At its height, the Battle Mountain protest attracted the support of conservative Nevada lawmakers, states-rights advocates and backers of Cliven Bundy, the Nevada cattleman whose refusal to pay federal grazing fees led to an armed standoff with federal lawmen in 2014.

The protest tapped into long-standing resentment of the BLM, which controls about 48 million acres of federal land in Nevada. The agency leases public land to ranchers for grazing while administering the Endangered Species Act and other federal environmental regulations.

In Battle Mountain, a desert town about 200 miles northeast of Reno, anger flared in 2013 as the impact of the West’s worst drought in decades began to be felt.

A BLM manager, Doug Furtado, ordered closures on about 180,000 acres of range west of town, saying he was concerned that grazing cattle there would cause lasting damage to lands already stressed by drought.

After Filippinis appeal of the closure order was rejected, the ranchers’ protest began in earnest.

They put up signs near the BLM offices reading, “Honk to Impeach Furtado.” They persuaded elected officials in three counties to call for the range to be opened and the BLM director to be fired.

And in fall 2014, the ranchers made their 21-day horseback trek to the U.S. Capitol. There, they delivered a sheaf of petitions to Congress infused with anti-government rhetoric.

“Regulation without Representation is Tyranny,” one petition read. “The Grass March Cowboy Express is bigger than Bundy,” it also said, referring to the rancher who had faced down the BLM.

The petitions called for firing Furtado and opening the range and included other demands dear to ranchers and Nevada state-rights advocates: The government should back off on enforcement of the Endangered Species Act, stop protecting “surplus wild horses” on the Nevada range and not designate public lands as protected wilderness areas.

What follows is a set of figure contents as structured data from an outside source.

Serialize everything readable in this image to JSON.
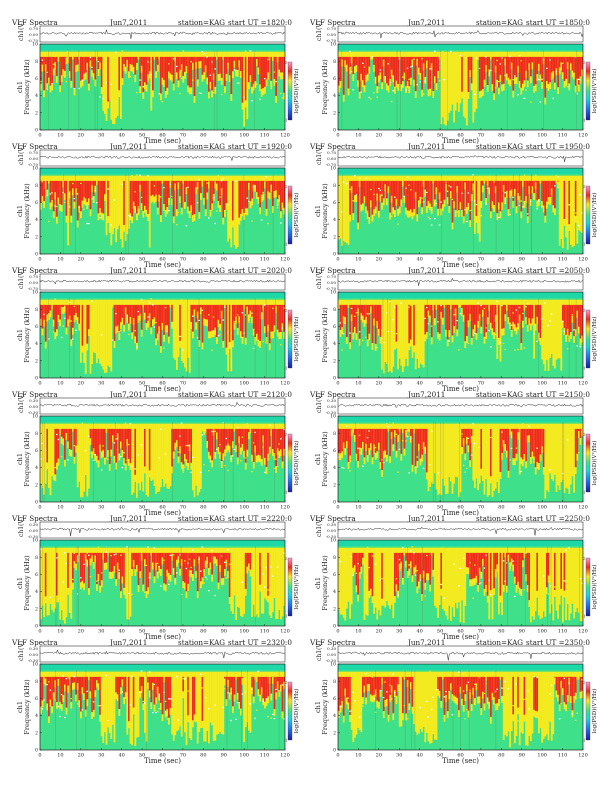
{
  "common": {
    "figure_label": "VLF Spectra",
    "date": "Jun7,2011",
    "station": "station=KAG",
    "start_prefix": "start  UT  =",
    "ylabel_top": "ch1",
    "ylabel_bottom": "Frequency  (kHz)",
    "ch_label": "ch1(V)",
    "xlabel": "Time  (sec)",
    "colorbar_label": "log(PSD)(V²/Hz)",
    "colorbar_ticks": [
      "2",
      "",
      "",
      "",
      "",
      "-1"
    ],
    "colors": {
      "background": "#1fd8a8",
      "green": "#3fe08a",
      "yellow": "#f4ea20",
      "red": "#ef2a1e",
      "white": "#ffffff"
    }
  },
  "chart_data": [
    {
      "type": "heatmap",
      "title": "VLF Spectra  Jun7,2011  station=KAG  start UT =1820:0",
      "start_ut": "1820:0",
      "date_text": "Jun7,2011",
      "xlim": [
        0,
        120
      ],
      "ylim": [
        0,
        10
      ],
      "xticks": [
        0,
        10,
        20,
        30,
        40,
        50,
        60,
        70,
        80,
        90,
        100,
        110,
        120
      ],
      "yticks": [
        0,
        2,
        4,
        6,
        8,
        10
      ],
      "ch_yticks": [
        "0.70",
        "0.00",
        "-0.70"
      ],
      "ch_ylim": [
        -0.7,
        0.7
      ],
      "zlim": [
        -1,
        2
      ],
      "activity": 0.85
    },
    {
      "type": "heatmap",
      "title": "VLF Spectra  Jun7,2011  station=KAG  start UT =1850:0",
      "start_ut": "1850:0",
      "date_text": "Jun7,2011",
      "xlim": [
        0,
        120
      ],
      "ylim": [
        0,
        10
      ],
      "xticks": [
        0,
        10,
        20,
        30,
        40,
        50,
        60,
        70,
        80,
        90,
        100,
        110,
        120
      ],
      "yticks": [
        0,
        2,
        4,
        6,
        8,
        10
      ],
      "ch_yticks": [
        "0.70",
        "0.00",
        "-0.70"
      ],
      "ch_ylim": [
        -0.7,
        0.7
      ],
      "zlim": [
        -1,
        2
      ],
      "activity": 0.82
    },
    {
      "type": "heatmap",
      "title": "VLF Spectra  Jun7,2011  station=KAG  start UT =1920:0",
      "start_ut": "1920:0",
      "date_text": "Jun7,2011",
      "xlim": [
        0,
        120
      ],
      "ylim": [
        0,
        10
      ],
      "xticks": [
        0,
        10,
        20,
        30,
        40,
        50,
        60,
        70,
        80,
        90,
        100,
        110,
        120
      ],
      "yticks": [
        0,
        2,
        4,
        6,
        8,
        10
      ],
      "ch_yticks": [
        "0.70",
        "0.00",
        "-0.70"
      ],
      "ch_ylim": [
        -0.7,
        0.7
      ],
      "zlim": [
        -1,
        2
      ],
      "activity": 0.75
    },
    {
      "type": "heatmap",
      "title": "VLF Spectra  Jun7,2011  station=KAG  start UT =1950:0",
      "start_ut": "1950:0",
      "date_text": "Jun7,2011",
      "xlim": [
        0,
        120
      ],
      "ylim": [
        0,
        10
      ],
      "xticks": [
        0,
        10,
        20,
        30,
        40,
        50,
        60,
        70,
        80,
        90,
        100,
        110,
        120
      ],
      "yticks": [
        0,
        2,
        4,
        6,
        8,
        10
      ],
      "ch_yticks": [
        "0.70",
        "0.00",
        "-0.70"
      ],
      "ch_ylim": [
        -0.7,
        0.7
      ],
      "zlim": [
        -1,
        2
      ],
      "activity": 0.73
    },
    {
      "type": "heatmap",
      "title": "VLF Spectra  Jun7,2011  station=KAG  start UT =2020:0",
      "start_ut": "2020:0",
      "date_text": "Jun7,2011",
      "xlim": [
        0,
        120
      ],
      "ylim": [
        0,
        10
      ],
      "xticks": [
        0,
        10,
        20,
        30,
        40,
        50,
        60,
        70,
        80,
        90,
        100,
        110,
        120
      ],
      "yticks": [
        0,
        2,
        4,
        6,
        8,
        10
      ],
      "ch_yticks": [
        "0.70",
        "0.00",
        "-0.70"
      ],
      "ch_ylim": [
        -0.7,
        0.7
      ],
      "zlim": [
        -1,
        2
      ],
      "activity": 0.62
    },
    {
      "type": "heatmap",
      "title": "VLF Spectra  Jun7,2011  station=KAG  start UT =2050:0",
      "start_ut": "2050:0",
      "date_text": "Jun7,2011",
      "xlim": [
        0,
        120
      ],
      "ylim": [
        0,
        10
      ],
      "xticks": [
        0,
        10,
        20,
        30,
        40,
        50,
        60,
        70,
        80,
        90,
        100,
        110,
        120
      ],
      "yticks": [
        0,
        2,
        4,
        6,
        8,
        10
      ],
      "ch_yticks": [
        "0.70",
        "0.00",
        "-0.70"
      ],
      "ch_ylim": [
        -0.7,
        0.7
      ],
      "zlim": [
        -1,
        2
      ],
      "activity": 0.62
    },
    {
      "type": "heatmap",
      "title": "VLF Spectra  Jun7,2011  station=KAG  start UT =2120:0",
      "start_ut": "2120:0",
      "date_text": "Jun7,2011",
      "xlim": [
        0,
        120
      ],
      "ylim": [
        0,
        10
      ],
      "xticks": [
        0,
        10,
        20,
        30,
        40,
        50,
        60,
        70,
        80,
        90,
        100,
        110,
        120
      ],
      "yticks": [
        0,
        2,
        4,
        6,
        8,
        10
      ],
      "ch_yticks": [
        "0.30",
        "0.00",
        "-0.30"
      ],
      "ch_ylim": [
        -0.3,
        0.3
      ],
      "zlim": [
        -1,
        2
      ],
      "activity": 0.6
    },
    {
      "type": "heatmap",
      "title": "VLF Spectra  Jun7,2011  station=KAG  start UT =2150:0",
      "start_ut": "2150:0",
      "date_text": "Jun7,2011",
      "xlim": [
        0,
        120
      ],
      "ylim": [
        0,
        10
      ],
      "xticks": [
        0,
        10,
        20,
        30,
        40,
        50,
        60,
        70,
        80,
        90,
        100,
        110,
        120
      ],
      "yticks": [
        0,
        2,
        4,
        6,
        8,
        10
      ],
      "ch_yticks": [
        "0.30",
        "0.00",
        "-0.30"
      ],
      "ch_ylim": [
        -0.3,
        0.3
      ],
      "zlim": [
        -1,
        2
      ],
      "activity": 0.64
    },
    {
      "type": "heatmap",
      "title": "VLF Spectra  Jun7,2011  station=KAG  start UT =2220:0",
      "start_ut": "2220:0",
      "date_text": "Jun7,2011",
      "xlim": [
        0,
        120
      ],
      "ylim": [
        0,
        10
      ],
      "xticks": [
        0,
        10,
        20,
        30,
        40,
        50,
        60,
        70,
        80,
        90,
        100,
        110,
        120
      ],
      "yticks": [
        0,
        2,
        4,
        6,
        8,
        10
      ],
      "ch_yticks": [
        "0.30",
        "0.00",
        "-0.30"
      ],
      "ch_ylim": [
        -0.3,
        0.3
      ],
      "zlim": [
        -1,
        2
      ],
      "activity": 0.5
    },
    {
      "type": "heatmap",
      "title": "VLF Spectra  Jun7,2011  station=KAG  start UT =2250:0",
      "start_ut": "2250:0",
      "date_text": "Jun7,2011",
      "xlim": [
        0,
        120
      ],
      "ylim": [
        0,
        10
      ],
      "xticks": [
        0,
        10,
        20,
        30,
        40,
        50,
        60,
        70,
        80,
        90,
        100,
        110,
        120
      ],
      "yticks": [
        0,
        2,
        4,
        6,
        8,
        10
      ],
      "ch_yticks": [
        "0.30",
        "0.00",
        "-0.30"
      ],
      "ch_ylim": [
        -0.3,
        0.3
      ],
      "zlim": [
        -1,
        2
      ],
      "activity": 0.5
    },
    {
      "type": "heatmap",
      "title": "VLF Spectra  Jun7,2011  station=KAG  start UT =2320:0",
      "start_ut": "2320:0",
      "date_text": "Jun7,2011",
      "xlim": [
        0,
        120
      ],
      "ylim": [
        0,
        10
      ],
      "xticks": [
        0,
        10,
        20,
        30,
        40,
        50,
        60,
        70,
        80,
        90,
        100,
        110,
        120
      ],
      "yticks": [
        0,
        2,
        4,
        6,
        8,
        10
      ],
      "ch_yticks": [
        "0.30",
        "0.00",
        "-0.30"
      ],
      "ch_ylim": [
        -0.3,
        0.3
      ],
      "zlim": [
        -1,
        2
      ],
      "activity": 0.42
    },
    {
      "type": "heatmap",
      "title": "VLF Spectra  Jun7,2011  station=KAG  start UT =2350:0",
      "start_ut": "2350:0",
      "date_text": "Jun7,2011",
      "xlim": [
        0,
        120
      ],
      "ylim": [
        0,
        10
      ],
      "xticks": [
        0,
        10,
        20,
        30,
        40,
        50,
        60,
        70,
        80,
        90,
        100,
        110,
        120
      ],
      "yticks": [
        0,
        2,
        4,
        6,
        8,
        10
      ],
      "ch_yticks": [
        "0.30",
        "0.00",
        "-0.30"
      ],
      "ch_ylim": [
        -0.3,
        0.3
      ],
      "zlim": [
        -1,
        2
      ],
      "activity": 0.45
    }
  ]
}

In testimony before a congressional subcommittee, the march’s leader, Elko lawyer A. Grant Gerber, went further, calling on Congress to deed all federal land in Nevada to the state to ensure local control. That has long been a goal of the Nevada Committee for Full Statehood and other state-sovereignty groups that have challenged the BLM. Gerber died on the return trip after a fall from his horse.

The last act in the protest occurred June 2, when Filippini trucked about 300 head of cattle to a stretch of range called the North Buffalo Allotment and turned them loose, despite the closure order. Among about 40 supporters at the scene were two Elko County commissioners, Demar Dahl and Rex Steninger. The elected officials helped herd the animals onto the closed range, the Elko Daily Free Press reported.

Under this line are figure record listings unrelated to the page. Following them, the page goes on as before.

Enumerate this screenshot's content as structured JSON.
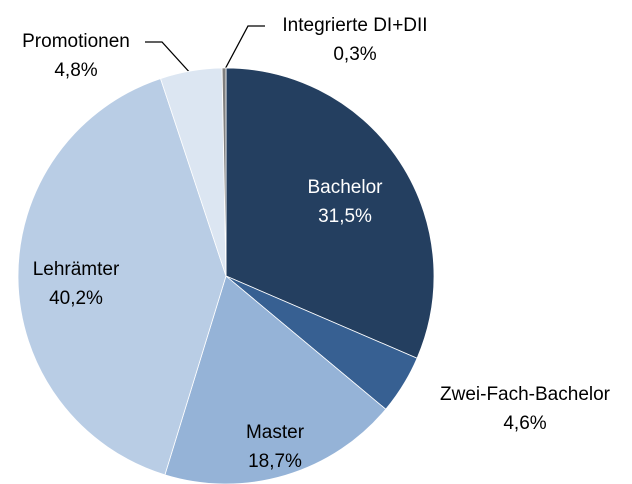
{
  "chart_data": {
    "type": "pie",
    "categories": [
      "Bachelor",
      "Zwei-Fach-Bachelor",
      "Master",
      "Lehrämter",
      "Promotionen",
      "Integrierte DI+DII"
    ],
    "values": [
      31.5,
      4.6,
      18.7,
      40.2,
      4.8,
      0.3
    ],
    "value_labels": [
      "31,5%",
      "4,6%",
      "18,7%",
      "40,2%",
      "4,8%",
      "0,3%"
    ],
    "colors": [
      "#243f60",
      "#376092",
      "#95b3d7",
      "#b9cde5",
      "#dce6f2",
      "#7f7f7f"
    ]
  }
}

In an interview with the newspaper, Filippini’s wife, Eddyann, vowed continued resistance to the BLM.

“We are not conceding any more,” she said. “We can’t and survive. If we quit, our way of life and that of our children will be gone.”

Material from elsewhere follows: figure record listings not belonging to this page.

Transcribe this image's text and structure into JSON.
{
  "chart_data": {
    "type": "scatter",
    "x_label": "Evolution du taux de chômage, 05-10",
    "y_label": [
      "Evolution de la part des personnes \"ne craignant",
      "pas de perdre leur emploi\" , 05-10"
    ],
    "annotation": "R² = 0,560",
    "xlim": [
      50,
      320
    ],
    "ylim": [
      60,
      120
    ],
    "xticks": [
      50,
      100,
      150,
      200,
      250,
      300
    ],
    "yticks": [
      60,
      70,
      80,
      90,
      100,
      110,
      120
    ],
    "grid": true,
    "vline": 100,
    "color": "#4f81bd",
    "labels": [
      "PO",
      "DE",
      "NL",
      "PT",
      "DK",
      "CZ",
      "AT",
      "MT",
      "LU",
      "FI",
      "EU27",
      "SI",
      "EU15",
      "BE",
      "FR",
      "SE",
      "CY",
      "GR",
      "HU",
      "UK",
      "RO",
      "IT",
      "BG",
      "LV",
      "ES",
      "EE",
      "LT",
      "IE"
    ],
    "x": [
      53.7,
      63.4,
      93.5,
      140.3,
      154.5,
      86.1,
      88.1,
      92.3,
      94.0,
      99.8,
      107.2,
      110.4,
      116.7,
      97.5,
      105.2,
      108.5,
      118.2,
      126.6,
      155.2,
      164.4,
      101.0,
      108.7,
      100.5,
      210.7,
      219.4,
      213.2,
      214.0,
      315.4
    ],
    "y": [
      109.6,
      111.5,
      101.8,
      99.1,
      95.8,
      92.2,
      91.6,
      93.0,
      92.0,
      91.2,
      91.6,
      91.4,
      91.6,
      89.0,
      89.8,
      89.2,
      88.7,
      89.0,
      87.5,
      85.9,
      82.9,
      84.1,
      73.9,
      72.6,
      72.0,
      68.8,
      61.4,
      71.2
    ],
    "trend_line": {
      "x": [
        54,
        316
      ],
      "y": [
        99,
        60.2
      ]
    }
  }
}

In a letter to the newspaper’s editor, she wrote that the “government agencies that administer grazing have gone rogue. They have shoved their bureaucratic policies down our throats.”

The Filippinis did not respond to voicemail messages, a Facebook message, and a letter from Reveal seeking comment.

Rather than moving against Dan Filippini for trespassing — and risking a prolonged Bundy-style confrontation — the BLM quickly negotiated a settlement. Under its terms, the closed range was reopened to grazing. In exchange, the Filippinis agreed to drop further appeals of the prior closure orders.

Environmentalists complained that the BLM rewarded the ranchers for violating the law, allowing them to run cattle on a drought-stressed range that they said already was battered by decades of overgrazing.

“The livestock industry enjoys heavily subsidized grazing privileges,” said Kirsten Stade of the Washington-based group Public Employees for Environmental Responsibility. “But (it) acts as if it has an entitlement to the public’s lands.”

In all, the USDA’s livestock disaster program paid out about $54 million to Nevada cattle and sheep ranchers in 2014, records show. The payments were for losses claimed in 2012, 2013, and 2014.

To get relief, ranchers were required to fill out applications reporting the size of their herds and verifying they were pastured in a county where the U.S. Drought Monitor declared that drought conditions prevail.